Flaws: I see some combtailing. You'll want to select against that in the next generation. She has some black on her body - ditto - light colored fish (orange, yellow) must have no dark layer, and they must have no black specks or edging. I'd like to see her dorsal a bit more erect, but that may be how she is posed.

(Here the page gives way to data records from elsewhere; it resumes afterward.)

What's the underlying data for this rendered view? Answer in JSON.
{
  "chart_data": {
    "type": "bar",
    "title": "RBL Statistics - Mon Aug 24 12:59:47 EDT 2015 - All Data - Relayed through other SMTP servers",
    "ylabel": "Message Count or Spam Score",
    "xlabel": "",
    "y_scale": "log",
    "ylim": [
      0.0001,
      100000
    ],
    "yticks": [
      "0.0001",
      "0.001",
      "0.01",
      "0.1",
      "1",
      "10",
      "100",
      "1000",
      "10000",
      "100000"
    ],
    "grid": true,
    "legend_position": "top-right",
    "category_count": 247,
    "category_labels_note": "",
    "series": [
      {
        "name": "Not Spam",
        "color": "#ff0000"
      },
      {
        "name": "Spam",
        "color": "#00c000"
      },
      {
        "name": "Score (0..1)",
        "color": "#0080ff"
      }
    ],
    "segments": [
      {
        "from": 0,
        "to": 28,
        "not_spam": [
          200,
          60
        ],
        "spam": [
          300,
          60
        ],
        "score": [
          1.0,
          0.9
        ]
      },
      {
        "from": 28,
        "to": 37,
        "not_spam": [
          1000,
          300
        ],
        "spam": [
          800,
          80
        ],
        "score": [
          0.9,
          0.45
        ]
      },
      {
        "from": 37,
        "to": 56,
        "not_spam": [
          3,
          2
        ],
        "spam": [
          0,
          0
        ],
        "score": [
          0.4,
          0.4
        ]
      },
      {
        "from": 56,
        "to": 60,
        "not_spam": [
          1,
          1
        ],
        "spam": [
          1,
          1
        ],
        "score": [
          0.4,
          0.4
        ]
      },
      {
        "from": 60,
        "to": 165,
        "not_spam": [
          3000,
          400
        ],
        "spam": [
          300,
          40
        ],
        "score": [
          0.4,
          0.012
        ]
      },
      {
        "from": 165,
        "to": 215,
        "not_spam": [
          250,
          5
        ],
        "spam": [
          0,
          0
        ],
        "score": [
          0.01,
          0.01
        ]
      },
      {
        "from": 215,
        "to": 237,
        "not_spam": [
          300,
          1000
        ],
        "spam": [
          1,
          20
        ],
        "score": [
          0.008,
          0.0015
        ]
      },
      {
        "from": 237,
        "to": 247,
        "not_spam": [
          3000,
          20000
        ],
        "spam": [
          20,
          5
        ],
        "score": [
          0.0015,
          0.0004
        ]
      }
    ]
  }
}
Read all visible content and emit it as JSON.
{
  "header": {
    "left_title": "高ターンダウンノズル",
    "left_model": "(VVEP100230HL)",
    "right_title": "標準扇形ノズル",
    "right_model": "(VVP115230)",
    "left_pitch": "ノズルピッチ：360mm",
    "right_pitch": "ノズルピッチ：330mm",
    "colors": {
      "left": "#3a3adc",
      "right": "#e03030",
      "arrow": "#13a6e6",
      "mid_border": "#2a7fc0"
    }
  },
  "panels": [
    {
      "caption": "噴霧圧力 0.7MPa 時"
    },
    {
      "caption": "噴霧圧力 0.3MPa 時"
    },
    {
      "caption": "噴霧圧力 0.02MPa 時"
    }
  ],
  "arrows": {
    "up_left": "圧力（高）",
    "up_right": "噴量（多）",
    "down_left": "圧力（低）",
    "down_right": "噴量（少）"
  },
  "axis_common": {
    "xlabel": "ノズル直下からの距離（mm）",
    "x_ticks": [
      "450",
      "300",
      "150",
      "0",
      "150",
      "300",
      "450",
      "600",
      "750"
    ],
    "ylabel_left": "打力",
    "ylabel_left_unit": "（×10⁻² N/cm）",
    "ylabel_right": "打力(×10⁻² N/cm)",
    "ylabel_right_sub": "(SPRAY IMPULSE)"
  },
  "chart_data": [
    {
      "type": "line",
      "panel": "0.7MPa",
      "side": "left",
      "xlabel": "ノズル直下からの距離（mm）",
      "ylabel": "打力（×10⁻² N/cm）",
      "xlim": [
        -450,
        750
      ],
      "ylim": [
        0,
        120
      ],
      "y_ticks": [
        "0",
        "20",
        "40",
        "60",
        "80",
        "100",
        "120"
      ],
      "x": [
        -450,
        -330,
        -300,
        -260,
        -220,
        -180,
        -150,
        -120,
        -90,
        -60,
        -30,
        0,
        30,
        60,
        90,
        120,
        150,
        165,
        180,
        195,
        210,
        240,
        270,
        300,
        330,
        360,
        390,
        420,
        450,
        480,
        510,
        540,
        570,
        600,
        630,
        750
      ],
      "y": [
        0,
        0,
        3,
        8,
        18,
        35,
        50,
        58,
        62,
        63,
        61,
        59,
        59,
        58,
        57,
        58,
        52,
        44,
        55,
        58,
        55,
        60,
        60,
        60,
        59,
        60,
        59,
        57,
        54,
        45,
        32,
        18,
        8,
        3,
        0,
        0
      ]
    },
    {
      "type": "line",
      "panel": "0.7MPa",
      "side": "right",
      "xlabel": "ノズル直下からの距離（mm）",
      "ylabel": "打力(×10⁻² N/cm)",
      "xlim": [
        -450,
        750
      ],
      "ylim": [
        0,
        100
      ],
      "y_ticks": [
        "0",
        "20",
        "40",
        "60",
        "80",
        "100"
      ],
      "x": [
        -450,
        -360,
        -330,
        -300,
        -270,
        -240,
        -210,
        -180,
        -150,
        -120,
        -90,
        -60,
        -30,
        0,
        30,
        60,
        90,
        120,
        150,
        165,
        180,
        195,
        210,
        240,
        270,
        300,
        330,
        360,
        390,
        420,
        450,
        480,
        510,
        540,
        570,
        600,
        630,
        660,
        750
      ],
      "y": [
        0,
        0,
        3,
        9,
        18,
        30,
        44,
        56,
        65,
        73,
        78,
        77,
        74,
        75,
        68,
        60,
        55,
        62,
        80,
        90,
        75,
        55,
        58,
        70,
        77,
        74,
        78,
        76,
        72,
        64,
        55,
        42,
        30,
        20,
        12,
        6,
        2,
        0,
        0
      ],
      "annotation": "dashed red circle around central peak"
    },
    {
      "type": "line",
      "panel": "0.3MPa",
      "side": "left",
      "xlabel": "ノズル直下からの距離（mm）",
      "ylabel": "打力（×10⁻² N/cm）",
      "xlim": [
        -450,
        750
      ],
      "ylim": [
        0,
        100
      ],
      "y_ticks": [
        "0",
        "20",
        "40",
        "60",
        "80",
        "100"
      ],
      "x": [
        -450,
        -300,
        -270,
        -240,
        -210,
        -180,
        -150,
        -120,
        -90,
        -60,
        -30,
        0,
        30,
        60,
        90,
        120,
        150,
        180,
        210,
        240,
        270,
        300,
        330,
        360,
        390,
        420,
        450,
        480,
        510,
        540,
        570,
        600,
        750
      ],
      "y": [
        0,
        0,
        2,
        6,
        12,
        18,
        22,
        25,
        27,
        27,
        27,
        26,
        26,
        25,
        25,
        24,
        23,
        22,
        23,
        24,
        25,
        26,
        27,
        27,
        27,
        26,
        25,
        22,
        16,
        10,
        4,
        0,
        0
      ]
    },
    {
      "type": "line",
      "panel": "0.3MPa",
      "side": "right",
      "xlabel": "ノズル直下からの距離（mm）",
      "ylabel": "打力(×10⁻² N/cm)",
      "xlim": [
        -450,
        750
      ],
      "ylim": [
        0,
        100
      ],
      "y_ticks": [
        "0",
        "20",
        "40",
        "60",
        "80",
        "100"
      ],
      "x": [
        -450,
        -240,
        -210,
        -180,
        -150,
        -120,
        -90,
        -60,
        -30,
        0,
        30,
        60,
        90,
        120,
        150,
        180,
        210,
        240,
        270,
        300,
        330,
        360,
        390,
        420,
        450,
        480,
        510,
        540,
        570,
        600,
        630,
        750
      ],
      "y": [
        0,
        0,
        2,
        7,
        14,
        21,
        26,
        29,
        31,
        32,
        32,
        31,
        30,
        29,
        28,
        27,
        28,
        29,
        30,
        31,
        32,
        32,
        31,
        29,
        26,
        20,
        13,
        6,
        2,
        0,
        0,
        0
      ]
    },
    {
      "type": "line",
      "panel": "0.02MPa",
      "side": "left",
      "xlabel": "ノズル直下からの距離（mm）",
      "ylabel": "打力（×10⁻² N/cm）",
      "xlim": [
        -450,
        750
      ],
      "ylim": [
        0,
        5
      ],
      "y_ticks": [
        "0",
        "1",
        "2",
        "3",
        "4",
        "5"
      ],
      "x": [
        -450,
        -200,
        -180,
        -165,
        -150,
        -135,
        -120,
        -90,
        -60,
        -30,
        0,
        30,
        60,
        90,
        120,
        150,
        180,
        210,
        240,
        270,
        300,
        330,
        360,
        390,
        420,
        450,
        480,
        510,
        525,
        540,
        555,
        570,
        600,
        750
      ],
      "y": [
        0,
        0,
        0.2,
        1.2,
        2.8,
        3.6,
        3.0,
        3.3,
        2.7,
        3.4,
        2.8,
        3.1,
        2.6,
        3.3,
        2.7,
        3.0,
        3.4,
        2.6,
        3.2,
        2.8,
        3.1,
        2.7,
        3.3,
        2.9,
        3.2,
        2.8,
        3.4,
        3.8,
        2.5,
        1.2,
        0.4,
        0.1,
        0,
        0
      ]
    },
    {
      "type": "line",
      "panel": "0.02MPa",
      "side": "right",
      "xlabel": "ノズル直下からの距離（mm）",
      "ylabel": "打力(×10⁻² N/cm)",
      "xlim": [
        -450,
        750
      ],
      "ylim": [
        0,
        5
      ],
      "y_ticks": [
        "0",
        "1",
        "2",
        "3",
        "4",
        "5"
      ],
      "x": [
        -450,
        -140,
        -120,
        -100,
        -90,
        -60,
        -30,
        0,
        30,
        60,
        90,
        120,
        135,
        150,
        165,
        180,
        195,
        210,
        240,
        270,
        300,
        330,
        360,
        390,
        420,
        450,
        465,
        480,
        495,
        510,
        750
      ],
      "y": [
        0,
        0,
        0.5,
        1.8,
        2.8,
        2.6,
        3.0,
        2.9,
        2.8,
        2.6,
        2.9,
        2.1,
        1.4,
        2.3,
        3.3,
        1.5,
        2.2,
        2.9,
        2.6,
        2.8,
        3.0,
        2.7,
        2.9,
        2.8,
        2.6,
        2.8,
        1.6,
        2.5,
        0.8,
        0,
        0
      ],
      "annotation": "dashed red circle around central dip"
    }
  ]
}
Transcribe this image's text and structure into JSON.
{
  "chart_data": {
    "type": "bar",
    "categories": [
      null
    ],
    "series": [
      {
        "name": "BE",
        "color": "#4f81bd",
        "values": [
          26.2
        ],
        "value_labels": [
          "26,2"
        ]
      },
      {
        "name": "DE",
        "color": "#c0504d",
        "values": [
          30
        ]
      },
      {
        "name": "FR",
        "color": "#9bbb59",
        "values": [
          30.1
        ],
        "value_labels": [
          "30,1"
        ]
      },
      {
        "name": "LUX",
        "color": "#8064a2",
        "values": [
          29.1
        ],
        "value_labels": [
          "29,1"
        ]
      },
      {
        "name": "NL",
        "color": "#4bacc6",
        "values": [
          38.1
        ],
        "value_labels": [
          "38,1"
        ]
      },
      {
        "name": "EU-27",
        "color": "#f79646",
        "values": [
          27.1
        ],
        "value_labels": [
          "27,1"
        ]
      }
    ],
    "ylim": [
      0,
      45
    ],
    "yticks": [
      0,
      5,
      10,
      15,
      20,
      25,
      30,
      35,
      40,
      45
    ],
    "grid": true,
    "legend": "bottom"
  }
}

I bought this one from the same seller:
http://www.aquabid.com/cgi-bin/auction/closed.cgi?view_closed_item&fwbettasvt1427379963

You can almost make a little fish cut-out from the picture in the standards, and place it over these two girls.


----------



## mashp (Feb 24, 2015)

ok thanks hope fully ill e her


----------



## mashp (Feb 24, 2015)

unfortunately, somebody bid higher so they got it. anyway I found her and I wanted to ask if she is a good quality hmpk girl, is her color correct and what are her flaws. thank you again


----------



## Nimble (Aug 31, 2014)

Looks pretty good to me. A nice, pretty steel blue girl. I don't see any major flaws with her form. Her dorsal isn't perfect, but it seldom is with females.


----------



## hrutan (Jun 25, 2014)

There's another VT female very similar to the one you first posted, up for sale right now. Same seller.


----------



## mashp (Feb 24, 2015)

oh man:-(
I only had permission to buy 1, and I bid on the green hmpk and I kind of won , I guess an other time, thanks anyway.


----------